Ces catastrophes coûtent cher au pays. Tout d’abord, la destruction d’une biodiversité unique qui abrite des espèces en voie de disparition, telles le tigre de sumatra. Dans un second temps, la santé de la population indonésienne se trouve elle-même menacée; de nombreux enfants contractent des infections pulmonaires à cause de la pollution de l’air. La qualité de l’air est une question qui ne connaît pas de frontières, et qui doit être gérée en prenant en compte les pays avoisinants. « Kompas », un journal indonésien, titrait en 1998: « peut-il y avoir de la fumée sans feu? », accusant le gouvernement de ne pas reconnaître le lien entre la destruction de la forêt par les industriels et les incendies. Le développement de la conscience écologique internationale met le gouvernement actuel au pied du mur. La fumée provient d’un feu qui brûle depuis trop longtemps et dont il est venu le temps de contrôler.
sources :
Durand, Frédéric.1999. Gestion et aménagement des forêts tropicales, quelques leçons tirées desincendies de forêts en Indonésie. Travaux de la société d’écologie humaine. 17p
Durand, Frédéric; Pirard, Romain. 2008. Quarante ans de politiques forestières en Indonésie, 1967-2007: La tentation de la capture par les élites.
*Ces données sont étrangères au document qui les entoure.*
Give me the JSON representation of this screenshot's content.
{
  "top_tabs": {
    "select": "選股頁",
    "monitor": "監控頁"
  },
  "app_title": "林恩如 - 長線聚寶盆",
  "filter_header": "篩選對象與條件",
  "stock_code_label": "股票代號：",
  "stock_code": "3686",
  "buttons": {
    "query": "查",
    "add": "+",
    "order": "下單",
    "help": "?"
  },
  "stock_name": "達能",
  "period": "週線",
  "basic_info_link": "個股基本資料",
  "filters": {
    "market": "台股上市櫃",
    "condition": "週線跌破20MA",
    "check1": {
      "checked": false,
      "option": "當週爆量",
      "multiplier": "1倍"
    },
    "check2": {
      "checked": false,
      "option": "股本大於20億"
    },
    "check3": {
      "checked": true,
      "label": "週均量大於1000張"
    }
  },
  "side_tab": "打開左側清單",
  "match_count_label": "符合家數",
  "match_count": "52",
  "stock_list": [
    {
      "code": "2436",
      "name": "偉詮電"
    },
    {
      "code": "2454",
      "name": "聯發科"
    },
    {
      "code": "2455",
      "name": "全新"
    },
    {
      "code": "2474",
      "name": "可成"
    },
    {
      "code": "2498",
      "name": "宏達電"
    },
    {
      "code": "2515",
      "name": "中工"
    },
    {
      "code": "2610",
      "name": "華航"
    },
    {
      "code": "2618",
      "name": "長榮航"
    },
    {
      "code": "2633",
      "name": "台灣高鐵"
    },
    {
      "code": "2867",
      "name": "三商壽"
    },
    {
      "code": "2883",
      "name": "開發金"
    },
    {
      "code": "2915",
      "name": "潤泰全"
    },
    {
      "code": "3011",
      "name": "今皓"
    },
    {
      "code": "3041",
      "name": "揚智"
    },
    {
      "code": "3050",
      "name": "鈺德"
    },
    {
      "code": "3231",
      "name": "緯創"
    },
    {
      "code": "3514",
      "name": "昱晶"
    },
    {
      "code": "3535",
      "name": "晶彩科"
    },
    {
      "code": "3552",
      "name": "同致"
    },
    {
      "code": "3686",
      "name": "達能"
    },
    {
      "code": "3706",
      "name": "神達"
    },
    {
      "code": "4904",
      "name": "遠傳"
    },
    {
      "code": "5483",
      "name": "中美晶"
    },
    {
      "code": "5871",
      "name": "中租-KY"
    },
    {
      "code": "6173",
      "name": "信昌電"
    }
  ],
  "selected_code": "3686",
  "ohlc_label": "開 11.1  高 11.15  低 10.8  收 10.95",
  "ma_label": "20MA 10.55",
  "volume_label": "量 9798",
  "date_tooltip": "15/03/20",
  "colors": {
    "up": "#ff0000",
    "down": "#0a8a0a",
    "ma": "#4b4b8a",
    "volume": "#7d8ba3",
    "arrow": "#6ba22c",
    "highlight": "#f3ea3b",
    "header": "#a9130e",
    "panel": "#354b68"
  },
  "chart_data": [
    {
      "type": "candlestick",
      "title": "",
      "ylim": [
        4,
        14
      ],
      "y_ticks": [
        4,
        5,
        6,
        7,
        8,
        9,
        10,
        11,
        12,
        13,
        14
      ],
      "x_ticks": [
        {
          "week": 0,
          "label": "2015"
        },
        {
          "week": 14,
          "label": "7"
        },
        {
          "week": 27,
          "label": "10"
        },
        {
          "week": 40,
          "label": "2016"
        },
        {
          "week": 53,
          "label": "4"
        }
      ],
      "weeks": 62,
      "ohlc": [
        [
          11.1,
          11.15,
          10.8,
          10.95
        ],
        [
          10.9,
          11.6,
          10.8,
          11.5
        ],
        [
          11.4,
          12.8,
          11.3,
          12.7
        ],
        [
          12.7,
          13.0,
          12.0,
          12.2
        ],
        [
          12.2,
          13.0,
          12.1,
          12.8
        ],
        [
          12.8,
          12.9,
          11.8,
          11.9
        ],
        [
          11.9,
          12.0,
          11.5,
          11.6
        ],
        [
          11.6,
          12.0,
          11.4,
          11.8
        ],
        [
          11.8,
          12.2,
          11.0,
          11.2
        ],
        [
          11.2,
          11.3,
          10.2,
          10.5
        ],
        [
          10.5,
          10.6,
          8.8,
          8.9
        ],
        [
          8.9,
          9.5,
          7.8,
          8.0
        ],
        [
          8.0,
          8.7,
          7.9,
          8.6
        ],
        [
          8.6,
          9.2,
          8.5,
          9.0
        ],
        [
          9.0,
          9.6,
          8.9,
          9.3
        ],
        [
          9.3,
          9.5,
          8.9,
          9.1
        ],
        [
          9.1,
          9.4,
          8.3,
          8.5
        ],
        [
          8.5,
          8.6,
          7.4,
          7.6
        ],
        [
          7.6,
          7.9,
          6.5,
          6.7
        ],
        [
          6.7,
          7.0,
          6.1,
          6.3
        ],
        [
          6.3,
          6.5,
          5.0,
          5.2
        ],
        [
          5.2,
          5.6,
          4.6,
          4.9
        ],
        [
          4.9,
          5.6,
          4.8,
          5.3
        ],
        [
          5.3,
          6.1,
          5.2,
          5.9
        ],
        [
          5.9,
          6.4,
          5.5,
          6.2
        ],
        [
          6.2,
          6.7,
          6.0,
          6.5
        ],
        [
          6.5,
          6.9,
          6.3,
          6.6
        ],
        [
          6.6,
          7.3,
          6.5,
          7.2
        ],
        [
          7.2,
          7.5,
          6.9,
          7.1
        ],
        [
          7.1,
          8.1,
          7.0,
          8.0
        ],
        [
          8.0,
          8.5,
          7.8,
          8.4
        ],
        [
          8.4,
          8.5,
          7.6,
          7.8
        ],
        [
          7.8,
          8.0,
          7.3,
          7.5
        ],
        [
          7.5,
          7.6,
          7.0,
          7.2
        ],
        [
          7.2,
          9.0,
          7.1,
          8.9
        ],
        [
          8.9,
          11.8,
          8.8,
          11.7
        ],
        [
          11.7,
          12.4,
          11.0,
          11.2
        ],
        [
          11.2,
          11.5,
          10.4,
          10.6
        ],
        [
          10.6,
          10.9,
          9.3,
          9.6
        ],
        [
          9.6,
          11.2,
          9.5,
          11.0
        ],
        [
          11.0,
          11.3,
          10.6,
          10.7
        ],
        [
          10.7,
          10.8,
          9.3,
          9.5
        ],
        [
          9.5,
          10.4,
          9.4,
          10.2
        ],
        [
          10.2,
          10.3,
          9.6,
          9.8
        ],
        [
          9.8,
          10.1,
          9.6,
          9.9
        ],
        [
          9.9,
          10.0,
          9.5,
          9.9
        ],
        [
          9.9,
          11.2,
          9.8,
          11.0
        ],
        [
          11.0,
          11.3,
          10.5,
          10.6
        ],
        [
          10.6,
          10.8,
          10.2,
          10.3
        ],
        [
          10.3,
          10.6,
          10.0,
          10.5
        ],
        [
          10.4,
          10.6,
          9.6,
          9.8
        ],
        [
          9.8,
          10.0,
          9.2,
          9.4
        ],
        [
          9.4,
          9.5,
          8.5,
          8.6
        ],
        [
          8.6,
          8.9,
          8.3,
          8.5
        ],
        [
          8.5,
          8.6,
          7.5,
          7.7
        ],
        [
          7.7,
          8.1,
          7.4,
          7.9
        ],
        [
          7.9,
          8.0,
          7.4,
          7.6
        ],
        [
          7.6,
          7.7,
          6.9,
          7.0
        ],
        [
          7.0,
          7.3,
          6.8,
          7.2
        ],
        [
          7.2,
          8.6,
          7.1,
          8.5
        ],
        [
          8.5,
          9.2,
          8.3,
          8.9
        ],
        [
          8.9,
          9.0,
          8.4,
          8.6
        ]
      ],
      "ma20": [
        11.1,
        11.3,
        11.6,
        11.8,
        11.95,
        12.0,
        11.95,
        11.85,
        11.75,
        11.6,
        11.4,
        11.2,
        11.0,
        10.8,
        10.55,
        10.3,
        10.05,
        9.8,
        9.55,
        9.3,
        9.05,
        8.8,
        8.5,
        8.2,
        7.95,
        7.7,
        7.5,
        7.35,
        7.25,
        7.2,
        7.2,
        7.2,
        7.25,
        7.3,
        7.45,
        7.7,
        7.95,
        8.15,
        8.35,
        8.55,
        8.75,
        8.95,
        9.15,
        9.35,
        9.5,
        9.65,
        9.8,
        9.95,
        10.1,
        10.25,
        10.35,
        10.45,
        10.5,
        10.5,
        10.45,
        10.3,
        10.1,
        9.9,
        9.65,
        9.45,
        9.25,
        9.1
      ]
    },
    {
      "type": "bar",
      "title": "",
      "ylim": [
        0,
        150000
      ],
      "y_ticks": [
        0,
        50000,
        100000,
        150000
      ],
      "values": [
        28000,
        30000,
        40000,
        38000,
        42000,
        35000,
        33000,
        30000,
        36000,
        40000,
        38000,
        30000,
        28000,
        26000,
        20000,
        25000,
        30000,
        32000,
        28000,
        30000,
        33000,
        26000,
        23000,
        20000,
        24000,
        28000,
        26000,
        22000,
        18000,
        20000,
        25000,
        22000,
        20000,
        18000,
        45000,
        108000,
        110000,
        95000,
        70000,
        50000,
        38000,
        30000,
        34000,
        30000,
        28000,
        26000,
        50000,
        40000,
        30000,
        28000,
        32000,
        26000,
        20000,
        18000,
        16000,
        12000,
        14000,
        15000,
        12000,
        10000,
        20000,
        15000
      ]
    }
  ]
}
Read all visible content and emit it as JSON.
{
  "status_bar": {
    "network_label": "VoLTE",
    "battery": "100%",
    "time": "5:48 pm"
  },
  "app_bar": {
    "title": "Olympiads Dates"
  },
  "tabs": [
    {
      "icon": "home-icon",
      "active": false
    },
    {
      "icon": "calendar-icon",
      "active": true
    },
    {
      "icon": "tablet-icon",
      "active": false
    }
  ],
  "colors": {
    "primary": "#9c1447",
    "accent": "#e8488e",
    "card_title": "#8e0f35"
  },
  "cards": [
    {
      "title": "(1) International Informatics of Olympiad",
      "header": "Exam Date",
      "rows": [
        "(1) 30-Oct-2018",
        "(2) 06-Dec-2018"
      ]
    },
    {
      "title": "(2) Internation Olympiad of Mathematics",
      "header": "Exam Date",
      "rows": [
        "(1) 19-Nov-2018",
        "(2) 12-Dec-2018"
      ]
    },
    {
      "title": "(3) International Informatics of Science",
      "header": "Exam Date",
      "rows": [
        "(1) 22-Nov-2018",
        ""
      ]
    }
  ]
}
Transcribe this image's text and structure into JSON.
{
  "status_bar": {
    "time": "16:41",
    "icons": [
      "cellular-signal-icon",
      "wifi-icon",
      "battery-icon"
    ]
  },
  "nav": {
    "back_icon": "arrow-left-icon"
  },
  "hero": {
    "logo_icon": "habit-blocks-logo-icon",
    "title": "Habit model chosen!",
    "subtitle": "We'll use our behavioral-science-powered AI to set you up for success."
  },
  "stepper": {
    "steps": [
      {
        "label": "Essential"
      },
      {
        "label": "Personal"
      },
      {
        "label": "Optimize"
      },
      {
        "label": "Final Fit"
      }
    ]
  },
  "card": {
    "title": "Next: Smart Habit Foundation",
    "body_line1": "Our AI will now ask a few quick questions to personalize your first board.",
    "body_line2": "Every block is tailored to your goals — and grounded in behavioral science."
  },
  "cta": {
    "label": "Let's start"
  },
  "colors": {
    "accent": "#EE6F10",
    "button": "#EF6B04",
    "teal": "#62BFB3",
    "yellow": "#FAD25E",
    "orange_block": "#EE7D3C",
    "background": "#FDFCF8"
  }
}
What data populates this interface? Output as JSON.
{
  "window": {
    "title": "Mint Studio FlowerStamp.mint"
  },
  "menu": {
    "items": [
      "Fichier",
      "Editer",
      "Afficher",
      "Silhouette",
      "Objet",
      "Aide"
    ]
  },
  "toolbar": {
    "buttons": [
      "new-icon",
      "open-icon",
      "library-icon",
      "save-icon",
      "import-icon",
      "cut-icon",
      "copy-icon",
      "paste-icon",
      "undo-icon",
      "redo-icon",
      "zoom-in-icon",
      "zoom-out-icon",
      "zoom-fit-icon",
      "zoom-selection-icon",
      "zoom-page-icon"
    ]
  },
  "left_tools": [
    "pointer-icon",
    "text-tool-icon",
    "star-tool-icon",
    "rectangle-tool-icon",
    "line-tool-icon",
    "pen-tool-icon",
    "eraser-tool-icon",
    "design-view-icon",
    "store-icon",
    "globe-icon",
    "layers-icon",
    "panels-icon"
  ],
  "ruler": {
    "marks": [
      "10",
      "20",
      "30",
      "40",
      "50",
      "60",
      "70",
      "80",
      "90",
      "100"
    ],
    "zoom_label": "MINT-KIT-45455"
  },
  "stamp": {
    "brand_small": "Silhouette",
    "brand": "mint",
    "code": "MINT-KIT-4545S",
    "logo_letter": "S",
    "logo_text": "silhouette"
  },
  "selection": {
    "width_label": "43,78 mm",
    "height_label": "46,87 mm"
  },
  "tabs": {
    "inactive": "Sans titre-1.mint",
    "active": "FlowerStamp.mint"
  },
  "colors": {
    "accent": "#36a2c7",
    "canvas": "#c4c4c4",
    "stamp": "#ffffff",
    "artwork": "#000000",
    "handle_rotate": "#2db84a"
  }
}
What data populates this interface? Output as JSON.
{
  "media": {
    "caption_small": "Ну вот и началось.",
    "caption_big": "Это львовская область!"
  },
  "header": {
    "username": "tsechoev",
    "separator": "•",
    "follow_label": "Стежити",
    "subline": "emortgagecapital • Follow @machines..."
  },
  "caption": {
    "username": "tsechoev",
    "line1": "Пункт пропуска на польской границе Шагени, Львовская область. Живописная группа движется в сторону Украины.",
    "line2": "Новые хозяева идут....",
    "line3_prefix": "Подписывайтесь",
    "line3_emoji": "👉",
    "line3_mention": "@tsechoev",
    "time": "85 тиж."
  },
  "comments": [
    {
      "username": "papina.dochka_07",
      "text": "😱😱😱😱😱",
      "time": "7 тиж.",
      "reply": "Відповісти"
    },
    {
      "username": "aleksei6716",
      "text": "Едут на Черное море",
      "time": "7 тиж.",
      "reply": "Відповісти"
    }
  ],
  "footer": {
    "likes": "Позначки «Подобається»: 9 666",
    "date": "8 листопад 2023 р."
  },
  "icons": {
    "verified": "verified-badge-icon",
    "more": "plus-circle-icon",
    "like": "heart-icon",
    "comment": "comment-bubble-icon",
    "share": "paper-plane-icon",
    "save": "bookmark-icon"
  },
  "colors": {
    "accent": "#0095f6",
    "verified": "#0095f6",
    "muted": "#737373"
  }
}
Les cahiers d’Outre-Mer. p2-18
World Bank. Indonesia sustainable landscape knowledge note: 1. 2016. The cost of fire: An economic analysis of Indonesia’s 2015 fire crisis.world bank group. p12
Food and agriculture organisation. 1998. Réunion de la FAO sur les politiques nationales ayant une incidence sur les incendies de forêt. FAO forestry paper: Forêts volume 138. 400p.